Master of Science (MS)


Civil & Environmental Engineering


Civil Engineering

Committee Director

Mecit Cetin

Committee Member

Asad Khattak

Committee Member

Jaewan Yoon

Call Number for Print

Special Collections LD4331.E542 M34 2010


Transit Signal Priority or TSP is an operational strategy that facilitates the movement of transit vehicles such as buses, light rail or streetcars, through traffic-signal controlled intersections. The benefits of TSP operations include improved schedule adherence and improved transit travel times with minimal impact to normal traffic operations. New advances in Global Positioning Systems, detection and communication, and control strategies have helped overcome many problems with early systems and increased interest in implementing TSP for Light Rail Transit (LRT) and other transit operations. The increased capabilities of these advanced systems have led to a dramatic increase in operational and planned TSP deployment across the U.S.
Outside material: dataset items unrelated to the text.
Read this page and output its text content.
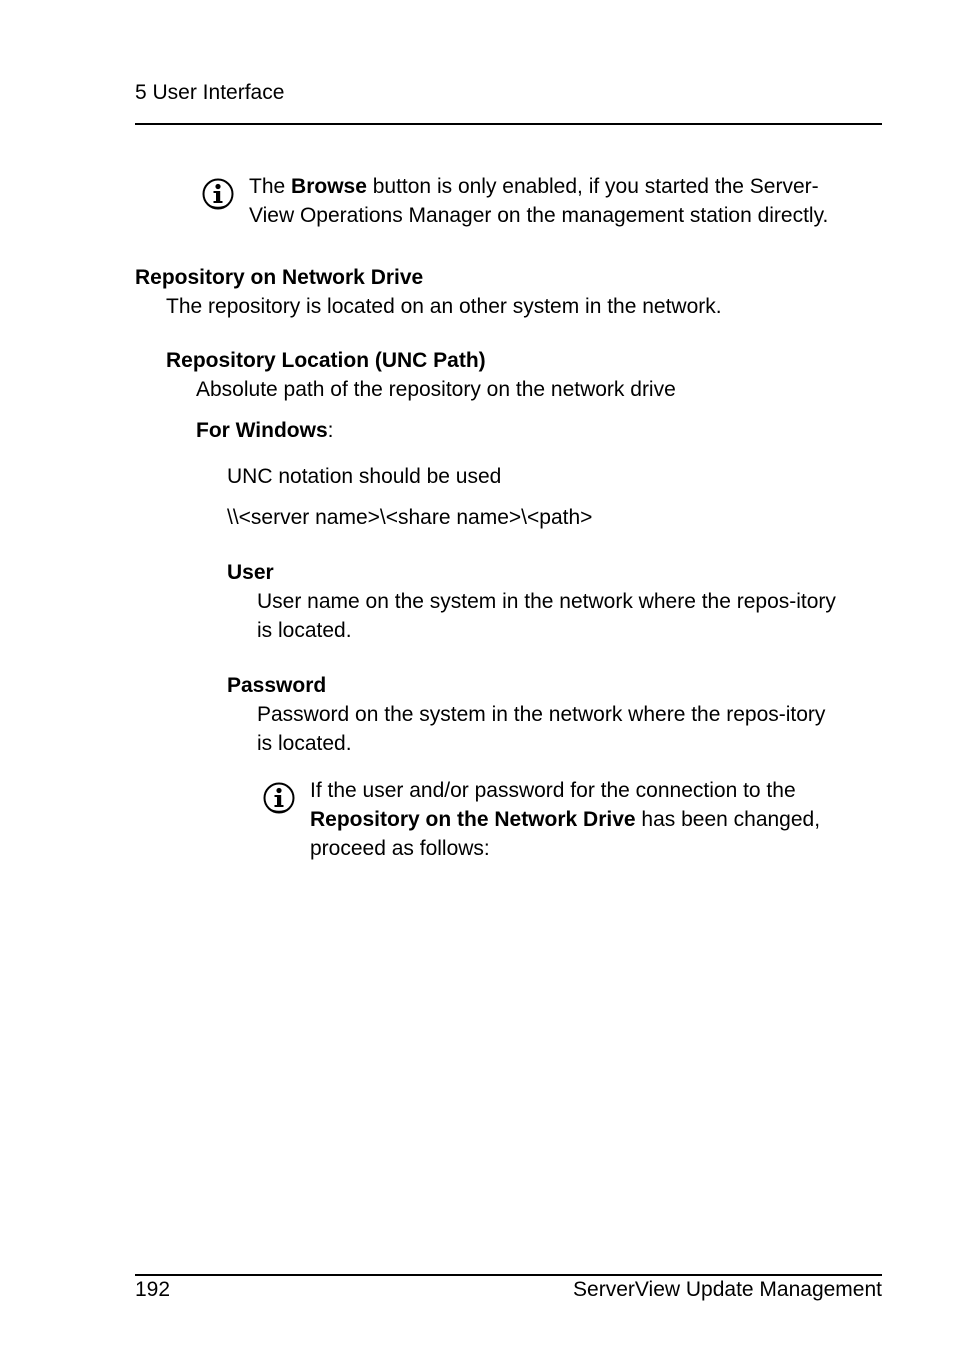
5 User Interface
The Browse button is only enabled, if you started the Server-View Operations Manager on the management station directly.
Repository on Network Drive
The repository is located on an other system in the network.
Repository Location (UNC Path)
Absolute path of the repository on the network drive
For Windows:
UNC notation should be used
\\<server name>\<share name>\<path>
User
User name on the system in the network where the repos-itory is located.
Password
Password on the system in the network where the repos-itory is located.
If the user and/or password for the connection to the Repository on the Network Drive has been changed, proceed as follows:
192	ServerView Update Management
In this study a portion of the new Tide Light Rail Transit (LRT) System in Norfolk, VA is modeled and evaluated. There are four intersections in this network that are in conflict with the Tide transit line. In order to model and evaluate the TSP operations, a micro-simulation model for the network is created in VISSIM. By using the Ring Barrier Controller (RBC) emulator within VISSIM, the control logic for TSP and No TSP scenarios is created. Since the overall goal of this study is to assess the operational benefits of TSP strategies and to compare it with a No TSP scenario, several measures of effectiveness are collected from the VISSIM output including delays and average queue lengths. Numerous simulation runs are performed under low and high traffic demand scenarios to test how the TSP strategy performs in comparison to the No TSP option.

The results show that for low volume traffic, delay is decreased in most of the intersections and average queue length is decreased in all of the intersections. On the other hand, for high volume traffic, delay is reduced in all of the intersections though average queue length is increased in only one intersection.